The Social Security program is dependent on a steady level of legal immigration into the U.S. given that these migrants tend to be younger and spend decades in the labor force generating payroll tax revenue. Based on projections from the 2020 Social Security Board of Trustees report, an average of 1.261 million net legal immigrants is needed annually over the next 75 years to simply maintain the current trajectory, which has Social Security staring down $16.8 trillion in unfunded obligations. But if an average of 946,000 net legal immigrants enters the U.S. annually over the long run (which happens to be almost exactly what we've been averaging in recent years), the cost to fix Social Security goes up by almost $1.8 trillion.
9. Record-low birth rates persist
While some folks might think that stay-at-home orders associated with COVID-19 could lead to a second baby boom, that's probably not going to be the case. In fact, the economic hardships associated with the coronavirus, such as high unemployment and a weak economy, could exacerbate already record-low birth rates.
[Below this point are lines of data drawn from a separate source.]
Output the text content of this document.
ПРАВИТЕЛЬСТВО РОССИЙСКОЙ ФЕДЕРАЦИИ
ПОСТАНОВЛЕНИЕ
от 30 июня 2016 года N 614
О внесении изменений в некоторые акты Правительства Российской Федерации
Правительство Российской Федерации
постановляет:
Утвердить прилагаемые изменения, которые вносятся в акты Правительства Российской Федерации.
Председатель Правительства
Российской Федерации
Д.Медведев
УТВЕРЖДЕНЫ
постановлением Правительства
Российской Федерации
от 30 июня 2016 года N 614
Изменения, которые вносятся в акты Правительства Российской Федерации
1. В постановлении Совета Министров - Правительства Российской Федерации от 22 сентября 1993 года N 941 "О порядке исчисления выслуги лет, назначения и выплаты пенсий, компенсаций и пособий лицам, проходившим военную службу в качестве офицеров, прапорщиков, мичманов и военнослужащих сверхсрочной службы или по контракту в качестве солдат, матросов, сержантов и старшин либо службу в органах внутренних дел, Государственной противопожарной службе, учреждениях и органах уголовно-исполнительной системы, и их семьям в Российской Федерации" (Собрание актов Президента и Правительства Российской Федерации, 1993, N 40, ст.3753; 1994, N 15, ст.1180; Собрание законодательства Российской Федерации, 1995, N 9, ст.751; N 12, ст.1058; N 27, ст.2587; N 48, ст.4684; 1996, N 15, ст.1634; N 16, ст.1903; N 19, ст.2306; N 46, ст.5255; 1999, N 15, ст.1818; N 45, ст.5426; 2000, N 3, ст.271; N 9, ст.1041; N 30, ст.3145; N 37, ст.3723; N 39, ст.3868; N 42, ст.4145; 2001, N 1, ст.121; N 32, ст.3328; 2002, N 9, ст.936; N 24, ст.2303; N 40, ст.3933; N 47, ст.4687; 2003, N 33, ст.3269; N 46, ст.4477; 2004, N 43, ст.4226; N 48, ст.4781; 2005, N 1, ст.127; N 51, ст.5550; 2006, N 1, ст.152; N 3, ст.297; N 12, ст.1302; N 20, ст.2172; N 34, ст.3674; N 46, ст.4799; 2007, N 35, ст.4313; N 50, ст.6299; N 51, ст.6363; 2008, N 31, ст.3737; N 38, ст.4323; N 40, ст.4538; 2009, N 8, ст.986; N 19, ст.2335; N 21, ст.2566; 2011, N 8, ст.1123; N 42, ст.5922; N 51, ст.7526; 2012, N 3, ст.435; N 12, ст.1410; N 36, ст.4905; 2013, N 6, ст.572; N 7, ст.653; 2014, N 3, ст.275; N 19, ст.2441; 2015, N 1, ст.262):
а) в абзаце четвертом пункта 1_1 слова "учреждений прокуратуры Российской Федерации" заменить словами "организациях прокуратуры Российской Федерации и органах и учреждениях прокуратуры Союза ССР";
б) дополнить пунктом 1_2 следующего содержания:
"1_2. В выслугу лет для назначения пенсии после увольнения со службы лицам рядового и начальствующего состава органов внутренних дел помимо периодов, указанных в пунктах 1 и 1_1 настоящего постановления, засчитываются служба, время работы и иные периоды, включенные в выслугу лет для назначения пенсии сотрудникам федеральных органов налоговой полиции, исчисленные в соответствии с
The concern for Social Security is that consistently low birth rates are almost certain to weigh down the worker-to-beneficiary ratio. If birth rates remain where they are now over the long run, the program's unfunded obligations could increase by roughly $3 trillion.
10. The Trust Fund depletion date moves forward
Finally, the PWBM projects that Social Security's asset reserve depletion date has been moved forward by between two and four years as a result of the COVID-19 pandemic. According to the analysis, Social Security's estimated exhaustion of its $2.9 trillion in asset reserves will now happen in 2032 in a U-shaped recovery or 2034 in a V-shaped recovery. For context, it was estimated to happen in 2036 by PWBM prior to the pandemic.
There's little question that COVID-19 is going to have a long-lasting impact on our nation's most-important social program.